The song immediately explodes with blustering jazz arrangements, with a large brassy backing for Iggy's lyrics, written from the perspective of a dog. It is not quite fusion and it's not quite vintage hot jazz, but it works as Iggy repeatedly croons he is simply "the King of the Dogs."

"Spanish Coast" is endemic both of Préliminaire's promise and shortcomings. Once again, Iggy's delivery is brilliantly mournful. He drops his voice down and sings in a gravelly timbre: "Die, die, die on the Spanish Coast/ Die like a love." Unfortunately, to reach the heart of the song, one must disregard some mediocre and entirely unnecessary faux strings.

It is clear Iggy does not quite have command over his new sound just yet. He opts for drum machines and digital pulses and when he should be more organic. In "Nice to Be Dead," he regresses in the worst way possible, not broiling enough to resurrect The Stooges and too hard to fit the mood of the larger work. The success he finds in evoking New Orleans jazz is limited only to one track.

These gaps are not exactly potholes. Pop was never about perfection. He was never quite appreciated enough in his age, even needing royalties from a David Bowie cover to help him stay afloat.

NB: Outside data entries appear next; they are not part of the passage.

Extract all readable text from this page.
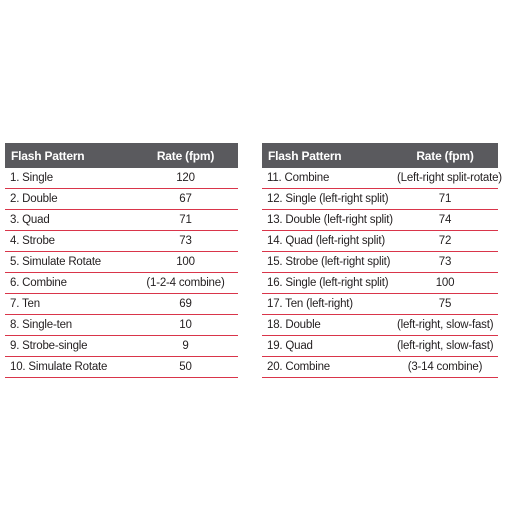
Flash Pattern	Rate (fpm)
1. Single	120
2. Double	67
3. Quad	71
4. Strobe	73
5. Simulate Rotate	100
6. Combine	(1-2-4 combine)
7. Ten	69
8. Single-ten	10
9. Strobe-single	9
10. Simulate Rotate	50
Flash Pattern	Rate (fpm)
11. Combine	(Left-right split-rotate)
12. Single (left-right split)	71
13. Double (left-right split)	74
14. Quad (left-right split)	72
15. Strobe (left-right split)	73
16. Single (left-right split)	100
17. Ten (left-right)	75
18. Double	(left-right, slow-fast)
19. Quad	(left-right, slow-fast)
20. Combine	(3-14 combine)
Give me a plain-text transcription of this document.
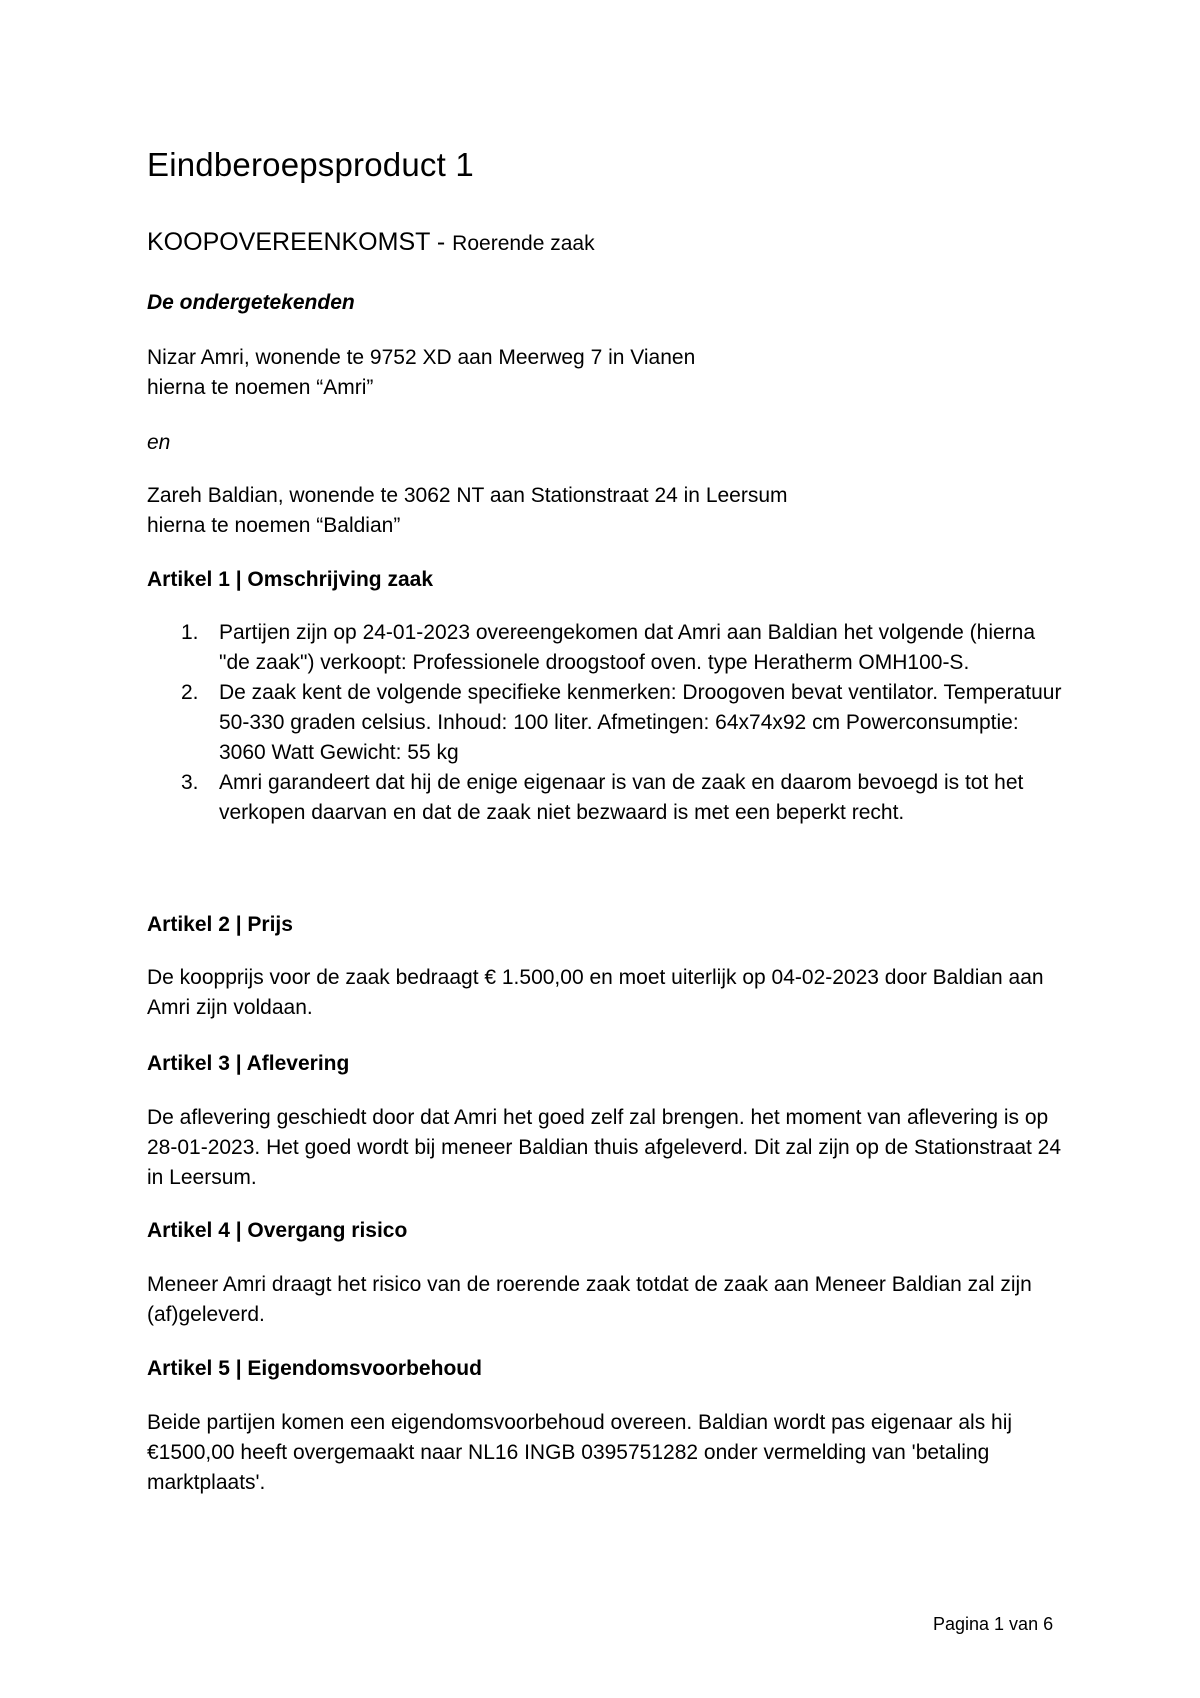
Eindberoepsproduct 1
KOOPOVEREENKOMST - Roerende zaak

De ondergetekenden

Nizar Amri, wonende te 9752 XD aan Meerweg 7 in Vianen
hierna te noemen “Amri”

en

Zareh Baldian, wonende te 3062 NT aan Stationstraat 24 in Leersum
hierna te noemen “Baldian”

Artikel 1 | Omschrijving zaak

1. Partijen zijn op 24-01-2023 overeengekomen dat Amri aan Baldian het volgende (hierna "de zaak") verkoopt: Professionele droogstoof oven. type Heratherm OMH100-S.
2. De zaak kent de volgende specifieke kenmerken: Droogoven bevat ventilator. Temperatuur 50-330 graden celsius. Inhoud: 100 liter. Afmetingen: 64x74x92 cm Powerconsumptie: 3060 Watt Gewicht: 55 kg
3. Amri garandeert dat hij de enige eigenaar is van de zaak en daarom bevoegd is tot het verkopen daarvan en dat de zaak niet bezwaard is met een beperkt recht.

Artikel 2 | Prijs

De koopprijs voor de zaak bedraagt € 1.500,00 en moet uiterlijk op 04-02-2023 door Baldian aan Amri zijn voldaan.

Artikel 3 | Aflevering

De aflevering geschiedt door dat Amri het goed zelf zal brengen. het moment van aflevering is op 28-01-2023. Het goed wordt bij meneer Baldian thuis afgeleverd. Dit zal zijn op de Stationstraat 24 in Leersum.

Artikel 4 | Overgang risico

Meneer Amri draagt het risico van de roerende zaak totdat de zaak aan Meneer Baldian zal zijn (af)geleverd.

Artikel 5 | Eigendomsvoorbehoud

Beide partijen komen een eigendomsvoorbehoud overeen. Baldian wordt pas eigenaar als hij €1500,00 heeft overgemaakt naar NL16 INGB 0395751282 onder vermelding van 'betaling marktplaats'.

Pagina 1 van 6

Then, by the time the rest of the world had caught up to him, nobody wanted to hear his new solo work - only the immortal back catalogue.

In short, he has always been an outcast, either too ahead or too far behind any one scene or genre. Therefore, it is fitting that he makes a not altogether cohesive, sometimes bumbling, absolutely inspired semi-masterpiece in his twilight. Some say Iggy has gone soft, but the man who once rolled around in shards of broken glass on stage deserves to tell us how it feels to look at the scars.